Dans l’étude publiée dans la revue Cell, les auteurs expliquent avoir identifié, dans les cellules de la cochlée, l’élément avec lequel interagit la pejvakine : il s’agit du peroxysome. Chez un sujet normal, ce tout petit organite se multiplie pour nettoyer la cellule de ses toxines, et ainsi prolonger son existence. Sans pejvakine, non seulement le peroxysome ne prolifère pas, mais il dégénère. "Nos résultats [démontrent] que l'activité anti-oxydante des peroxysomes protège le système auditif contre les dommages dus au bruit", précisent les chercheurs.

Bientôt un traitement pour certaines formes de surdité ?

"On ne sait pas encore quel pourcentage de la population ne [produit] pas de pejvakine, ou [produit une forme altérée de la molécule", notent-ils. "Nos résultats indiquent que chez ces personnes, les prothèses auditives devraient être non seulement inefficaces mais sans doute délétères".

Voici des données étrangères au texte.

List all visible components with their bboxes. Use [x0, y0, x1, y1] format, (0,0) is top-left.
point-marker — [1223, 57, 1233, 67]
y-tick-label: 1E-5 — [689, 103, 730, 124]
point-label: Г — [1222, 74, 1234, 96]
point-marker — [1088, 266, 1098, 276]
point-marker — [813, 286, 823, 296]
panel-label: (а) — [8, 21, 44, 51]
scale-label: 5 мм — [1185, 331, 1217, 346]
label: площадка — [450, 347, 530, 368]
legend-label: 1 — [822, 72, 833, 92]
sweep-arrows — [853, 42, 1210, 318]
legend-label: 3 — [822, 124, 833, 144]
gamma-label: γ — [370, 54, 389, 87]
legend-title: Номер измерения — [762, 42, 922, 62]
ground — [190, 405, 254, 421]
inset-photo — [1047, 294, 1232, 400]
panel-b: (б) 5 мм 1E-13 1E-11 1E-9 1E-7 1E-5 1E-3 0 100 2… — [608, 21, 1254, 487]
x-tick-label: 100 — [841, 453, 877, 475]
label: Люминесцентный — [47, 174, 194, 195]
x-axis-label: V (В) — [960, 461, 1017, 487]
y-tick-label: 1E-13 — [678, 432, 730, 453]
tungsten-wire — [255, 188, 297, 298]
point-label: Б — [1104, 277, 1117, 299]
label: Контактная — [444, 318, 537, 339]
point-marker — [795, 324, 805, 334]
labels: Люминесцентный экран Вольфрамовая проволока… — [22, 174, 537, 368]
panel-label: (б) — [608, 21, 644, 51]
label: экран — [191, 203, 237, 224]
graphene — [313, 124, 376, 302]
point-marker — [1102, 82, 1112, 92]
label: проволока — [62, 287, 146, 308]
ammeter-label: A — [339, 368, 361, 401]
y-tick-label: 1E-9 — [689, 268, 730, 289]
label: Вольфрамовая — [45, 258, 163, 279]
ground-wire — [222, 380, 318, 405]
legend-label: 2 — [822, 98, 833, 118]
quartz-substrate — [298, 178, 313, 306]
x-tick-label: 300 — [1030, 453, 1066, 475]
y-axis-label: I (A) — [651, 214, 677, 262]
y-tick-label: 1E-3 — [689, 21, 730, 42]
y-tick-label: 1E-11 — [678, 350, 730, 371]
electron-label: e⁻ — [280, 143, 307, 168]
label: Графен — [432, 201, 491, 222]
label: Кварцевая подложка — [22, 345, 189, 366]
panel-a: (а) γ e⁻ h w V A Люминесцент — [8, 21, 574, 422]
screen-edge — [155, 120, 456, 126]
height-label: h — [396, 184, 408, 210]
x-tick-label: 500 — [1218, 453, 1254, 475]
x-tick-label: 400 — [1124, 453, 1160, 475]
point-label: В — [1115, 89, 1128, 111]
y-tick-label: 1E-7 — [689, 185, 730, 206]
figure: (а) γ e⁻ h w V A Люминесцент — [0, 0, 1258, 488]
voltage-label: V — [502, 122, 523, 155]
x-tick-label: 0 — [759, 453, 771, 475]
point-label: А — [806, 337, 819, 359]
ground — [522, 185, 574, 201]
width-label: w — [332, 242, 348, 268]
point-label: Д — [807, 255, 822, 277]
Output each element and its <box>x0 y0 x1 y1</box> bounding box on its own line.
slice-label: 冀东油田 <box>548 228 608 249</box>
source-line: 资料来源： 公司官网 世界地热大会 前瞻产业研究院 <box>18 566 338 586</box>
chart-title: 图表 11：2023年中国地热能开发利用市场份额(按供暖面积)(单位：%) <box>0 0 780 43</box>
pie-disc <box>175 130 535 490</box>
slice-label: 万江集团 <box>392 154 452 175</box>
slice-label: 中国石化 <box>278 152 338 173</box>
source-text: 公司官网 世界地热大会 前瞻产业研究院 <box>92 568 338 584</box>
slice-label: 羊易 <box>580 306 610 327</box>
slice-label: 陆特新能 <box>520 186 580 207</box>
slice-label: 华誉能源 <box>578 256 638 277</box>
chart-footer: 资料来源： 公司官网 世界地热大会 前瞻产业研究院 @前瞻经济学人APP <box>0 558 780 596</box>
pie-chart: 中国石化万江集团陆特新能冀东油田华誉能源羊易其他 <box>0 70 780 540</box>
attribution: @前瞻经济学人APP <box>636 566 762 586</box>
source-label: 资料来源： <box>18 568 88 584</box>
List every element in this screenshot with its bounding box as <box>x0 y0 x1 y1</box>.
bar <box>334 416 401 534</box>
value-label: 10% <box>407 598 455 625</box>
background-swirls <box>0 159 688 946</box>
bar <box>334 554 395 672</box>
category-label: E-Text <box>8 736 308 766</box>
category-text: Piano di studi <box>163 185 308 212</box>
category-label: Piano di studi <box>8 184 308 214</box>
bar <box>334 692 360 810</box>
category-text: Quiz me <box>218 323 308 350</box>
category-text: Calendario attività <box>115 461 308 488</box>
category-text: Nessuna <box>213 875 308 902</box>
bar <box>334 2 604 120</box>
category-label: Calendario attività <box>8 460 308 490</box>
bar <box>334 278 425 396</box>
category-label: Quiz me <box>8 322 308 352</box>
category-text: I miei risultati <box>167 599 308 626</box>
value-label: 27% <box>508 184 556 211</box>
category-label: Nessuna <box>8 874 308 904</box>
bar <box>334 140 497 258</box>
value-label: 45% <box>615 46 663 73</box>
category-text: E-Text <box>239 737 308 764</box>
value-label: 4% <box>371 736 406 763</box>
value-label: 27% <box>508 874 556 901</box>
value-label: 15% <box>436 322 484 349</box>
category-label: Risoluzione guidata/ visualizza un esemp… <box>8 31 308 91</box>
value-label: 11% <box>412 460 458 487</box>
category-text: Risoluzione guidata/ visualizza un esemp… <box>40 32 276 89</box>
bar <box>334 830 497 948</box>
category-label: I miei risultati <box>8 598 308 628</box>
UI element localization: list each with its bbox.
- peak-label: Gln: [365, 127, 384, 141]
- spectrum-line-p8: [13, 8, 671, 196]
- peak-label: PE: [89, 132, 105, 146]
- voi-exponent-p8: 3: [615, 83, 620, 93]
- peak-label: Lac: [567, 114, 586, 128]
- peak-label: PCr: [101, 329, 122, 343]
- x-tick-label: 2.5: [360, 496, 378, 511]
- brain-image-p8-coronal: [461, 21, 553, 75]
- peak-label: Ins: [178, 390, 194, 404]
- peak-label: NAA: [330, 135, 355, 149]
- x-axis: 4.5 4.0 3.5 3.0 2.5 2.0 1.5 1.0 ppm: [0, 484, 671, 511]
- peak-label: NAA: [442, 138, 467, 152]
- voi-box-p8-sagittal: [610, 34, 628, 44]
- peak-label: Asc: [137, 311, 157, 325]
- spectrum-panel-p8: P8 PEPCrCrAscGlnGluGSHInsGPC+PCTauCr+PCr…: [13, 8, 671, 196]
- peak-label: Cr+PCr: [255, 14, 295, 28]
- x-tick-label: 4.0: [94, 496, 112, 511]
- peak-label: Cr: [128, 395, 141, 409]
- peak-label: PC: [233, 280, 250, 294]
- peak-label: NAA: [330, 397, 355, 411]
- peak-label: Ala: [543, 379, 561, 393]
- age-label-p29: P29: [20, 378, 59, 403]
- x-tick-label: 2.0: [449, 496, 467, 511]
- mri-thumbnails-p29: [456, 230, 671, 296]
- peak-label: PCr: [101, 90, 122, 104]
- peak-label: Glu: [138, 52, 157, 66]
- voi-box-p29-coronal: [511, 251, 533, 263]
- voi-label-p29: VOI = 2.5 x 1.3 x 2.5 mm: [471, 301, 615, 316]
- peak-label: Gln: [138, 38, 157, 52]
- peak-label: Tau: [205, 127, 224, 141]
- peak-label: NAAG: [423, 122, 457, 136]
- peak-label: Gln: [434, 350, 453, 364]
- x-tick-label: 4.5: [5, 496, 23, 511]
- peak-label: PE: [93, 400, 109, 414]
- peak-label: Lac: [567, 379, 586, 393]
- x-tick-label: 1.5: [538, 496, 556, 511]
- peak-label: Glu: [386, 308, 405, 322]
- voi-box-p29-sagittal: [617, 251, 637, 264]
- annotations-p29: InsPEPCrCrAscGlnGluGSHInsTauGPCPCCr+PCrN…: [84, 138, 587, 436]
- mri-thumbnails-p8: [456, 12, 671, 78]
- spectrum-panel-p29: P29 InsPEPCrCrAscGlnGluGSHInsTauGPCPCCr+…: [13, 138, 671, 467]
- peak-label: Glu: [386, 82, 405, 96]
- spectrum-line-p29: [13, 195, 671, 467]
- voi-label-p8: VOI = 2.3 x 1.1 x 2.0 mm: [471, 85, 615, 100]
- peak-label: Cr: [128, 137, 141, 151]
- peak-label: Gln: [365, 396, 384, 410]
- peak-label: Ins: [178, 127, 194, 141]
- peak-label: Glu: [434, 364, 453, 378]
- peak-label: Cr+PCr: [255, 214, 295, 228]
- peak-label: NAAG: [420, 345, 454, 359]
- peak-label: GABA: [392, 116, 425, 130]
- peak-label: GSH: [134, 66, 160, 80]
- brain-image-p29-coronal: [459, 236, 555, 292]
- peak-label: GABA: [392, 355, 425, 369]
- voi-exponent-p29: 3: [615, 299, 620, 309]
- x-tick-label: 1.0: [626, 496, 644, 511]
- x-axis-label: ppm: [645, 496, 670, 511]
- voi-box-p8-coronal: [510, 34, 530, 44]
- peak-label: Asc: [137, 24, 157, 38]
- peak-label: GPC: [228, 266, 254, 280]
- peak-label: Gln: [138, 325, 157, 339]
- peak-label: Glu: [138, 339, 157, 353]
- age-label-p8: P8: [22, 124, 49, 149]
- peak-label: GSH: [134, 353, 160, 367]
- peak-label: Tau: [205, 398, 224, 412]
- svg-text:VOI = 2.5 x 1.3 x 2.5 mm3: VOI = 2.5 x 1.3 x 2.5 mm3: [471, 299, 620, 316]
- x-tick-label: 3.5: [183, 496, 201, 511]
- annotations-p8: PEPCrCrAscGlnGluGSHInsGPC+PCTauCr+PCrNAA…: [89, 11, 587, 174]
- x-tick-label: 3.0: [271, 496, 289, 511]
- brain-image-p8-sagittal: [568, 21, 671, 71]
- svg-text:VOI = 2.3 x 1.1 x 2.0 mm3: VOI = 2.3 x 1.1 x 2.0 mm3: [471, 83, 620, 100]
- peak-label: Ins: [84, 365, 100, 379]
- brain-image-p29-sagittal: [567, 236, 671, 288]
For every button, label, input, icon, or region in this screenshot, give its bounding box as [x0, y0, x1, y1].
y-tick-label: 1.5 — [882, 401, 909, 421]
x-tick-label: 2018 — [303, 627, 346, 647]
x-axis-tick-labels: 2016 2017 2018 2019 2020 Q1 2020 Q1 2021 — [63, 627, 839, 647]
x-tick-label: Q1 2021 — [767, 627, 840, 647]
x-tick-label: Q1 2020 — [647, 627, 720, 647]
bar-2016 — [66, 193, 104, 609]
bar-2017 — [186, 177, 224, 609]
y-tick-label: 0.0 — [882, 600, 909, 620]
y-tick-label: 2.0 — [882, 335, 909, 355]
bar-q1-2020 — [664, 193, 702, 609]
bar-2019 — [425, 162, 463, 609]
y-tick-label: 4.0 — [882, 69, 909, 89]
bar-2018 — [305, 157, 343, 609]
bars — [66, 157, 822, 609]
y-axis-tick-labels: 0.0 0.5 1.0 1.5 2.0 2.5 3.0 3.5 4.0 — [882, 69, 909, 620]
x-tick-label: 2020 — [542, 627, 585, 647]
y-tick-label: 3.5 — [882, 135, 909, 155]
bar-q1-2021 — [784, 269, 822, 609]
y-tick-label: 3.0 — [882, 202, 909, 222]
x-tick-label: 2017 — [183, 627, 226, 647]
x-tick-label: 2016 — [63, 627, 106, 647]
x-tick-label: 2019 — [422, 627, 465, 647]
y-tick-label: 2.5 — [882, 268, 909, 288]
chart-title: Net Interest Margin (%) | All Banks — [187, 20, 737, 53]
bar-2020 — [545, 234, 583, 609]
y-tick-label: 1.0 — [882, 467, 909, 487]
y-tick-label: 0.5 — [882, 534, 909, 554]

Les biologistes étudient désormais des stratégies thérapeutiques pour les personnes en déficit de pejvakine. Leur intérêt se porte notamment sur des traitements à base d'antioxydants mais aussi, après quelques premières expériences concluantes sur la souris, sur une thérapie génique qui rétablirait localement la synthèse de la pejvakine.

Source : Hypervulnerability to sound-exposure through impaired adaptive proliferation of peroxisomes. S. Delmaghani et al. Cell, 5 novembre 2015. doi: 10.1016/j.cell.2015.10.023

 


[1] D’après un mot persan qui signifie "écho".